Et il y a la période où le temps de la blessure s’éternise. Où le sportif, à force d’être éloigné de ce qui est sa raison de vivre, perd le sens de sa vie. Une sorte de deuil l’atteint alors. Il aimerait continuer mais sa tête n’y arrive plus non plus. Comment faisait-il pour tenir, Juan Martin Del Potro ? Mais comment, sur toutes ces photos, faisait-il pour sourire, sachant qu’il était loin du sport qu’il aime du fond de ses tripes ? “Je continuerai de lutter pour ce que j’aime le plus, jouer au tennis”, confiait-il il y a un an à peine.

Juan Martin Del Potro en 2009 à l'US Open (Crédits Flickr Boss Tweed)

Juan Martin Del Potro en 2009 à l’US Open (Crédits Flickr – Boss Tweed)

“Ah le pauvre Del Potro”

Pendant tout ce temps, Delpo nous inspirait de la pitié et de la compassion. C’est cette compassion que l’on ressent lorsqu’on regarde les perdants, ceux qui galèrent, ceux qui subissent des injustices et dont on se sent proche parce que la vie est faite d’injustices. “Ah le pauvre Del Potro”, se disait-on en lisant le dernier report de son retour. C’est cette même compassion que les gens ressentaient pour Paul-Henri Mathieu.

Pendant un temps, ils sont en haut. Le spectateur, homme ou femme lambda, les regarde mais avec un télescope, car ils sont sur une montagne infranchissable. L’amateur utilise des superlatifs pour parler de l’athlète. Et puis un jour, le sportif n’est plus surhumain. Il montre de la faiblesse physique, par la blessure, mentale par l’échec ou la baisse de motivation. Le passionné se sent plus proche du sportif. Il ne se considère toujours pas comme son égal, mais sa baisse de régime le rend un peu plus humain.  Pendant ce temps, loin de là, les mastodontes du top 10 pavoisaient sur les courts du monde entier. Tout comme son coach, Delpo avait pris la poudre d’escampette, à mille lieues de ce monde, celui auquel il avait appartenu.
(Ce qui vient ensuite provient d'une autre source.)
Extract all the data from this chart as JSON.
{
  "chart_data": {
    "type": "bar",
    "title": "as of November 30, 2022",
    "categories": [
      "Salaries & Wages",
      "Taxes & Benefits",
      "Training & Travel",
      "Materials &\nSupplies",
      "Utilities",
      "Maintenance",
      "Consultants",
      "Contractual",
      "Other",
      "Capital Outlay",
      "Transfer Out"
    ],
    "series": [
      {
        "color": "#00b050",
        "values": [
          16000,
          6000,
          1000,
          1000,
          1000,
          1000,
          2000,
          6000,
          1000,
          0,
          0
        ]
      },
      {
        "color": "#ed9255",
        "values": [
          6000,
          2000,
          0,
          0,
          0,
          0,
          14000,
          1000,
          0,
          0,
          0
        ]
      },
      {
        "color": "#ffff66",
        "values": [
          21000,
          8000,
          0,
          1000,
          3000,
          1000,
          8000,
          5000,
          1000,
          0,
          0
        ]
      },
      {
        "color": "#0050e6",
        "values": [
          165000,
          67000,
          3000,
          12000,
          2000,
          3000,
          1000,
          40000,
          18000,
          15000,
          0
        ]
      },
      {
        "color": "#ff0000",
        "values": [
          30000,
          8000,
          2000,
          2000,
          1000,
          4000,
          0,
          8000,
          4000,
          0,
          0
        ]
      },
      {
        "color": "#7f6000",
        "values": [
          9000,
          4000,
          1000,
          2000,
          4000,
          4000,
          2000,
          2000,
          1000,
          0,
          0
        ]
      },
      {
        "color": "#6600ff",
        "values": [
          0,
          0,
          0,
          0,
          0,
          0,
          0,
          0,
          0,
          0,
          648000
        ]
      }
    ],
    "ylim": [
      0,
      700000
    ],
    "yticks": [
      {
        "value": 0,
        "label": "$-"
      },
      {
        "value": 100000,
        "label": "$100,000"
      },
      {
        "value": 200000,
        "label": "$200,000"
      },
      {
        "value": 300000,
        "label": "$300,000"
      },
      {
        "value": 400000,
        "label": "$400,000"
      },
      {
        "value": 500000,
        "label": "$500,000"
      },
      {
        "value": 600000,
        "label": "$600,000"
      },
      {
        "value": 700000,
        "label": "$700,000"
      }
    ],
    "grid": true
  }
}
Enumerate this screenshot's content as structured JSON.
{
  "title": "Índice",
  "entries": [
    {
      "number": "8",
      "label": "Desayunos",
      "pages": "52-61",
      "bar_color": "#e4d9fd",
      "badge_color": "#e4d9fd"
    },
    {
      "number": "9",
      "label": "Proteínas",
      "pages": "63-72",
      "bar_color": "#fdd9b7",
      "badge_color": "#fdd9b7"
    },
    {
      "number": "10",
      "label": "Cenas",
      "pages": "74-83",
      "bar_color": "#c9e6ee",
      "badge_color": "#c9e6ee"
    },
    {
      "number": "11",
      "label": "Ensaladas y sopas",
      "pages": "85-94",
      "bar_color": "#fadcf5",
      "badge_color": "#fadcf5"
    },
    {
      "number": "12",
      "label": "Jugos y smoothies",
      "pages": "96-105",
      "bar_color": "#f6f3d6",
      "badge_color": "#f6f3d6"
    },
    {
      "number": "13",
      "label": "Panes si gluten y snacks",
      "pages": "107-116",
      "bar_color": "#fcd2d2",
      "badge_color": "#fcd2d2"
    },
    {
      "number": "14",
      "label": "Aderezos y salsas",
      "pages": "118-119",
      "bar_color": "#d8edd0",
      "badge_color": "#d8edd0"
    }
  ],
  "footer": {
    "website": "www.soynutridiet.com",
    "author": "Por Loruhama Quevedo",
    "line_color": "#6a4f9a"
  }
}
Hier soir, il était 141e mondial, mais il faisait de nouveau partie de ce monde comme à la belle époque. Durant cette finale, à chaque fin de set, on le voyait essoufflé. On croyait alors que c’en était fini pour lui. Que c’était déjà bien d’être arrivé là. Qu’il n’avait plus de jus et que ce tournoi olympique avait déjà trop duré. Qu’il fallait arrêter le supplice. Mais non, c’était une belle souffrance. Il nous a bien fait mentir, le bougre. Il vivait de nouveau. Juan Martin tenait le coup et c’était déjà une victoire. 4-1, revenu à 4-4, face à Andy Murray, elle était là, la victoire. Dans le stade, le public albiceleste se sentait en pleine Copa America. Il portait du bout des bras son Messi du tennis. Leur compatriote était le bourreau de Novak Djokovic et de Rafael Nadal.

Il aime le tennis comme un jeune marié aime sa femme

Andy Murray était trop fort pour Juan Martin et conserve son titre. L’Argentin était épuisé par son combat en demie. Mais les superlatifs reviennent pour parler de Del Potro. Ah oui, quel courage, quelle force. Est-ce vraiment du courage ? Est-ce vraiment cela, lorsqu’on aime tellement quelque chose qu’on n’aimerait faire que ça de notre vie ? Car c’est de ça qu’il s’agit. Juan Martin Del Potro aime le tennis et se bat depuis des années pour y revenir comme sa vie en dépendait.

L’ancien numéro quatre mondial a gagné notre respect car il a montré dans la douleur qu’il aimait ce sport comme un jeune marié aime sa femme. Sa défaite à Rio est romantique. Ce n’est pas le résultat qui est important, c’est de quelle manière il est arrivé sur le podium. Tout le monde est unanime sur sa défaite qui n’en est pas une. Son parcours éveille en nous toutes les épreuves auquel l’être humain est confronté durant sa vie. Celle d’être au sommet et de tomber et de se relever et de tomber de nouveau et de revenir au sommet. Dans cette arène carioca, il était comme un amateur devenu professionnel, comme un ancien 1045e mondial en train de renaître de ses cendres.

Peut-être qu’en regardant sa médaille d’argent autour du cou, dans les vestiaires, Juan Martin Del Potro, 28 ans dans un mois, s’est aussi dit tout bas qu’il y a quatre ans, l’avenir était devant lui. Mais qu’il y a quatre ans, aux Jeux Olympiques, il n’avait pas été aussi loin.